Not about to admit he'd scared her so badly she almost fell back in the pool, she clutched the towel to her heaving breasts. "As a matter of fact, I do. Not," she couldn't help adding with unvarnished sarcasm, "that it's any of your business."
"When my fiancée disappears from my house without a word to anyone, I make it my business."
"Really?" she drawled with feigned insouciance, and tried to slide past him. "You must have mistaken me for someone who cares."
But he was faster, stronger and more merciless. He lunged forward, lethal as a tiger on its prey, and grabbed her squarely by the shoulders. He was, she realized belatedly, very angry.
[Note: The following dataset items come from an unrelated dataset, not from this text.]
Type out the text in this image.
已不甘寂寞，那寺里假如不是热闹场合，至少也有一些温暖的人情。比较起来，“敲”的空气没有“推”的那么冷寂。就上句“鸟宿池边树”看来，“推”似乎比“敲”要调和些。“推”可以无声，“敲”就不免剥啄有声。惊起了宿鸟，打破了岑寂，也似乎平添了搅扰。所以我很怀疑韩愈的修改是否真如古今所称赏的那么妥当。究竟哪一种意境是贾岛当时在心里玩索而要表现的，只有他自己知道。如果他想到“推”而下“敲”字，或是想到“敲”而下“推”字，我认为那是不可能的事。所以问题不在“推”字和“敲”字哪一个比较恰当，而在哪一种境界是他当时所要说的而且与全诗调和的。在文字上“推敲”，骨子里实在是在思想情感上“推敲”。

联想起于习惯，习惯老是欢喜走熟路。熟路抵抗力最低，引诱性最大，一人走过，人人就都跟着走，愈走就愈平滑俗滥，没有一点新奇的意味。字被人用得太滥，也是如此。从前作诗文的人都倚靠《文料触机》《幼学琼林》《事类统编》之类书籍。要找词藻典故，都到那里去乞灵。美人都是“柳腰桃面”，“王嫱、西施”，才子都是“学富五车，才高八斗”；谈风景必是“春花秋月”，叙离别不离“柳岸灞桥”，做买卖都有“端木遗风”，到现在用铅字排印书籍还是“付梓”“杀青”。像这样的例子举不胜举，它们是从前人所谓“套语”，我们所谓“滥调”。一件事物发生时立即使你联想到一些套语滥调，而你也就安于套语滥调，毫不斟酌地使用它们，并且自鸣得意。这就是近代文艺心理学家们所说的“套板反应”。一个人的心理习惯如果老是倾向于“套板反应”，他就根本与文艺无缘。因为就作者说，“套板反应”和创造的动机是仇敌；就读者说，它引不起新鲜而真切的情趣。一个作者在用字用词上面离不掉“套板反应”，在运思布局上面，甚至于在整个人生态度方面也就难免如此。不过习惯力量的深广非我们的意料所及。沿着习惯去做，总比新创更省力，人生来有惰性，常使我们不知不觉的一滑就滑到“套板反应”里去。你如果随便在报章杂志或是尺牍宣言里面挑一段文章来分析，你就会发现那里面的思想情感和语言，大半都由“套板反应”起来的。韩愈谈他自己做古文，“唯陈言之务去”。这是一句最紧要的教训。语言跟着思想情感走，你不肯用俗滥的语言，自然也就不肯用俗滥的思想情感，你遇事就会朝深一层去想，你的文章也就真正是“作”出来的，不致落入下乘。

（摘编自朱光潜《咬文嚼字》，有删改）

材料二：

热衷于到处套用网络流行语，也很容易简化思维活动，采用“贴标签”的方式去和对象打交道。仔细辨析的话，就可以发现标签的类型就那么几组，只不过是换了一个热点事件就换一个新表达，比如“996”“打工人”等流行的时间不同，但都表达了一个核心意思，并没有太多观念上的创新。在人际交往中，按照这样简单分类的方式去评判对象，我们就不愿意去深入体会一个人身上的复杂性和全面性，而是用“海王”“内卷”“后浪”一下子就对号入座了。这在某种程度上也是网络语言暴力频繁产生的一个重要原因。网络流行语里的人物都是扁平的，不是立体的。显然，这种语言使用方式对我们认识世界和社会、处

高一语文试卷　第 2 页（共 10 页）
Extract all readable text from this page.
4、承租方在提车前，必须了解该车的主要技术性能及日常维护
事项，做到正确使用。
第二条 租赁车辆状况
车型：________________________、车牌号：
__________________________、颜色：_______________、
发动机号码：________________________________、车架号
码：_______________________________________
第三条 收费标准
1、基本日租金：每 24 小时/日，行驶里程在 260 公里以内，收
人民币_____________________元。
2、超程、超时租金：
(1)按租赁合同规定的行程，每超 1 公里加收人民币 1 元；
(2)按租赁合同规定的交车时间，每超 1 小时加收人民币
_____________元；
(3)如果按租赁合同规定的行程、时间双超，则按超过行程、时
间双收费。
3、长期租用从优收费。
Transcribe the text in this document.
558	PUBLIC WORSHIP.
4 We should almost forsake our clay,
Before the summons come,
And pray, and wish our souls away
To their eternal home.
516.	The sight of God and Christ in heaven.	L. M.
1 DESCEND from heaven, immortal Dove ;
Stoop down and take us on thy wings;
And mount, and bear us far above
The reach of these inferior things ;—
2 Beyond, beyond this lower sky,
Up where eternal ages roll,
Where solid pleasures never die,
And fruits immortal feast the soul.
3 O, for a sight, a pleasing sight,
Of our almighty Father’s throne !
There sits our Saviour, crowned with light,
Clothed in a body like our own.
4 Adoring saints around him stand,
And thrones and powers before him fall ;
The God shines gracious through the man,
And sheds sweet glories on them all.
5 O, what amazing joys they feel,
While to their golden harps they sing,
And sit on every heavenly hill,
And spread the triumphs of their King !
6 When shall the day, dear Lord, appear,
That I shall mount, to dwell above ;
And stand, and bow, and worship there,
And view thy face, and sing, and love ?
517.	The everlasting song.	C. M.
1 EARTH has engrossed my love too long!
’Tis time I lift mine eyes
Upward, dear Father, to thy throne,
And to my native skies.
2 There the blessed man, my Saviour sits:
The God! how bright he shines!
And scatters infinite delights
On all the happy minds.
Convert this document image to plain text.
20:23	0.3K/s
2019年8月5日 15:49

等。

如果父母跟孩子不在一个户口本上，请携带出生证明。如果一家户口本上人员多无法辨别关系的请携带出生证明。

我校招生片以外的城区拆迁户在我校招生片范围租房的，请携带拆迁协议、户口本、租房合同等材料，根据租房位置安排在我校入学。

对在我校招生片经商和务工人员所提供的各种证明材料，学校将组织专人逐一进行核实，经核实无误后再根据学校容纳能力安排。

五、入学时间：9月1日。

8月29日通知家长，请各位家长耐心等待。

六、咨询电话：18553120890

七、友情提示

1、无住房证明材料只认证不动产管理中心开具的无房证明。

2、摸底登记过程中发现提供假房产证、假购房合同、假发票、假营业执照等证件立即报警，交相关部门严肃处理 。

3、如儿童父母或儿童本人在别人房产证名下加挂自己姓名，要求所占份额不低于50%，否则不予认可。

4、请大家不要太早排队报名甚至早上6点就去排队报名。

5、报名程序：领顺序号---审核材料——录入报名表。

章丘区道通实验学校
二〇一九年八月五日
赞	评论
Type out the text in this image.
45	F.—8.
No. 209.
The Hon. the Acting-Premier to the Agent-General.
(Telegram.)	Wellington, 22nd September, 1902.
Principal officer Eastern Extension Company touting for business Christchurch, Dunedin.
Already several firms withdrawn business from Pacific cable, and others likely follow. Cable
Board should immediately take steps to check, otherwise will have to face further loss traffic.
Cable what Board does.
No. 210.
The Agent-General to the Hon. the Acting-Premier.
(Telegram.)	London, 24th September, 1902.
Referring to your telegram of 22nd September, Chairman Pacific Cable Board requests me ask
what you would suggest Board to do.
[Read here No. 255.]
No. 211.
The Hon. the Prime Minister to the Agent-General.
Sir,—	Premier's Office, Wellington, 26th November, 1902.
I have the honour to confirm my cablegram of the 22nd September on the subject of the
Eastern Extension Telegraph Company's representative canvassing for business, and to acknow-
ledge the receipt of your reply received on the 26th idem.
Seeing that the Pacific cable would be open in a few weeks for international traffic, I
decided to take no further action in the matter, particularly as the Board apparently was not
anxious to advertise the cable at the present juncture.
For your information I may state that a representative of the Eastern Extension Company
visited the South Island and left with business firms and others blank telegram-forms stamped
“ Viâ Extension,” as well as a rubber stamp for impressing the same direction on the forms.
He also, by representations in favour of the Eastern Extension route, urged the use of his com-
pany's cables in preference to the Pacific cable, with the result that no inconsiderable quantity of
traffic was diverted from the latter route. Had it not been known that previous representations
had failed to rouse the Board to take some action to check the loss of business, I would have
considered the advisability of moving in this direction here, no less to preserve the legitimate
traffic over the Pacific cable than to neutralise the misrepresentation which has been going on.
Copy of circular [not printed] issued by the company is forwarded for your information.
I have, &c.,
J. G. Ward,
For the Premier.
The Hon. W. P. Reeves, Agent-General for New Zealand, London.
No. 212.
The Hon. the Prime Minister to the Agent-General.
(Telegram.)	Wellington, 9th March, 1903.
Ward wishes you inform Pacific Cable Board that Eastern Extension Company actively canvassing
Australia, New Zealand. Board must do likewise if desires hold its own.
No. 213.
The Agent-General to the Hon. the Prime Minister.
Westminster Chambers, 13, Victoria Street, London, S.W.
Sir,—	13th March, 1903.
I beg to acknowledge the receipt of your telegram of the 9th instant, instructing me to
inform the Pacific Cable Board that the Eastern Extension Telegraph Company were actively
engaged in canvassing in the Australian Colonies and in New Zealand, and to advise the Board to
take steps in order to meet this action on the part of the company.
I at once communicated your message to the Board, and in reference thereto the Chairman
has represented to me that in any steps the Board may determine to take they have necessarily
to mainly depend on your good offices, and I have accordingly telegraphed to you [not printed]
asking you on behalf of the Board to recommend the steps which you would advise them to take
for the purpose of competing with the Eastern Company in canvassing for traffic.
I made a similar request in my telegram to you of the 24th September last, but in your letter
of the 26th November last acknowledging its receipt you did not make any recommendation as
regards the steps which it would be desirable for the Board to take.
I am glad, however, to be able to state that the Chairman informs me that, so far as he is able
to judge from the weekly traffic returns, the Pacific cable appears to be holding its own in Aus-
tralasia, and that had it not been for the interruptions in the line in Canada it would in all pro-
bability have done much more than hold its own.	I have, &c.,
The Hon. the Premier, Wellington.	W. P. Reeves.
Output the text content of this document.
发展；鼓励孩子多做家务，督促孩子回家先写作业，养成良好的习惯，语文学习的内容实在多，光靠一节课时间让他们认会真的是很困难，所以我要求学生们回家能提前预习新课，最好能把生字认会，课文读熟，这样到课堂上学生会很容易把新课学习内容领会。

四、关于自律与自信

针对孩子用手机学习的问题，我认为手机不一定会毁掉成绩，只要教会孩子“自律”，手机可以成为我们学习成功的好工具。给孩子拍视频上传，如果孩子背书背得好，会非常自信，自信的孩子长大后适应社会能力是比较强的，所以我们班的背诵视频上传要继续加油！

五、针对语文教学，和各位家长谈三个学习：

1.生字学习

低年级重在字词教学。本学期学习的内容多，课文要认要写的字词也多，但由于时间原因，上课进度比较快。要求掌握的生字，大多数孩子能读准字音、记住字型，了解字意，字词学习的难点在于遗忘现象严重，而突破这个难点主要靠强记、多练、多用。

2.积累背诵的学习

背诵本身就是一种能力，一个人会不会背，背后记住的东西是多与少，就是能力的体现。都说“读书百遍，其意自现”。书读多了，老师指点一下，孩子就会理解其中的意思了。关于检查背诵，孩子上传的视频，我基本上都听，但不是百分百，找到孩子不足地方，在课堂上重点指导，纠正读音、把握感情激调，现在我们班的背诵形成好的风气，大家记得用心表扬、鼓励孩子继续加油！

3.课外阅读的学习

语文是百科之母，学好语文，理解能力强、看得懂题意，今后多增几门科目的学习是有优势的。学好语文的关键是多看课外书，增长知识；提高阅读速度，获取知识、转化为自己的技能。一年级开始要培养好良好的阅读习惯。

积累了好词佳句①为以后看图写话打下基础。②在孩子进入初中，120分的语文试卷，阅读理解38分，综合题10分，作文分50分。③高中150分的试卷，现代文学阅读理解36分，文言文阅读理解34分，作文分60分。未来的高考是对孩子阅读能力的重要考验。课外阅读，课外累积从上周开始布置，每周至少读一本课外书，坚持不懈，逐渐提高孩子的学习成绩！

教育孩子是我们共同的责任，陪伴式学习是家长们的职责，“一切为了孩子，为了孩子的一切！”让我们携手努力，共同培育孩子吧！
"This is not how we settle our differences, Brianna," he informed her. "If I say or do something you don't like, you set me straight. You do not cut and run, ever again. Do you understand?"
Incensed, she spat, "Get your hands off me!"
"Make me," he said, his voice deadly, and plastering her wet, scantily-clad body against him, he snagged her dripping hair in one hand, yanked her head back and kissed her, his mouth open, searching. Demanding and taking.
He tasted of rich, mellow Metaxa and frustration. Unbearably erotic and dangerously intoxicating.
Hopelessly enmeshed in craving, she drank him in.
Some distant part of her brain that was still functioning told her she was flirting with disaster, and urged her to extricate herself from a situation fast spiraling out of control. Attempting to heed it, she went to shove him away. But her knees were buckling, a tightness was building between her thighs, and her hands had a mind of their own. They blundered inside his open shirt to rediscover the lovely, sculpted planes of his chest, the lean symmetry of his ribs. His skin was hot and smooth and irresistible.